Cooperative Equilibrium: A solution predicting cooperative play

Abstract: Nash equilibrium (NE) assumes that players always make a best response. However, this is not always true; sometimes people cooperate even it is not a best response to do so. For example, in the Prisoner's Dilemma, people often cooperate. Are there rules underlying cooperative behavior? In an effort to answer this question, we propose a new equilibrium concept: perfect cooperative equilibrium (PCE), and two related variants: max-PCE and cooperative equilibrium. PCE may help explain players' behavior in games where cooperation is observed in practice. A player's payoff in a PCE is at least as high as in any NE. However, a PCE does not always exist. We thus consider {\alpha}-PCE, where {\alpha} takes into account the degree of cooperation; a PCE is a 0-PCE. Every game has a Pareto-optimal max-PCE (M-PCE); that is, an {\alpha}-PCE for a maximum {\alpha}. We show that M-PCE does well at predicting behavior in quite a few games of interest. We also consider cooperative equilibrium (CE), another generalization of PCE that takes punishment into account. Interestingly, all Pareto-optimal M-PCE are CE. We prove that, in 2-player games, a PCE (if it exists), a M-PCE, and a CE can all be found in polynomial time using bilinear programming.

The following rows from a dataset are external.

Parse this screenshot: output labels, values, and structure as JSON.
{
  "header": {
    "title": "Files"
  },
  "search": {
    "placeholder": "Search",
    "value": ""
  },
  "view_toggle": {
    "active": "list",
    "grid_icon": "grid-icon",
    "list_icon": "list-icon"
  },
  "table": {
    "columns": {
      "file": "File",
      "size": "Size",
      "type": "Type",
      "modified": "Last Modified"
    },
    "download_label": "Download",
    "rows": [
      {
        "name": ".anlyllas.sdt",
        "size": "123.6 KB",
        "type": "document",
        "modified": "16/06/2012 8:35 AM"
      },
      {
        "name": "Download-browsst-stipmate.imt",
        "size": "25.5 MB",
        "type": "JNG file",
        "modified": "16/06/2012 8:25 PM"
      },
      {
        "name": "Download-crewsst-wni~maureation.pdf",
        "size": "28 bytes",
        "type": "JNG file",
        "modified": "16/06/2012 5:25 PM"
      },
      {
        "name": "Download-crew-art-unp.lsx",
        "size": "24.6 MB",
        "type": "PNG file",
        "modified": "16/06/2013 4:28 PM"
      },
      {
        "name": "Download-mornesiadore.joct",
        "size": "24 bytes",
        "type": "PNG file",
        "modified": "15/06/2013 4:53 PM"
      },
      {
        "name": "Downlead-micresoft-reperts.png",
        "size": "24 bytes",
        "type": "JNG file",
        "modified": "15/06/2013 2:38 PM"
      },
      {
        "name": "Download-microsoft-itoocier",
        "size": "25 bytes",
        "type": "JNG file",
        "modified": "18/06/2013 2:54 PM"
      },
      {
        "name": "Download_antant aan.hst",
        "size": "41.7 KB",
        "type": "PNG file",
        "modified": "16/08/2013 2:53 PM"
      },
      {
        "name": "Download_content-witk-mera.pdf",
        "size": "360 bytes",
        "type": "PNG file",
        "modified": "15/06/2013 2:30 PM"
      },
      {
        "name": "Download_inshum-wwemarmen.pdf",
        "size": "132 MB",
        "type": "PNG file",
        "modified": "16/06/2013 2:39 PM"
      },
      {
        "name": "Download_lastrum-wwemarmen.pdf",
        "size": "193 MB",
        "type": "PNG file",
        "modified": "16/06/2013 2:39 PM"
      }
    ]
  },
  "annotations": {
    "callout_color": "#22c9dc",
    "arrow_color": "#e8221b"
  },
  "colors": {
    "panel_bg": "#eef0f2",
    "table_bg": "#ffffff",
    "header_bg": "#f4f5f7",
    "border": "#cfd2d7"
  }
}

This is a contrast to Nash equilibrium, which is PPAD complete even in 2-player games [Chen, Deng, and Teng 2009]. We compare M-PCE to the coco value [Kalai and Kalai 2009], another solution concept that tries to capture cooperation, both axiomatically and in terms of an algebraic characterization, and show that the two are closely related, despite their very different definitions.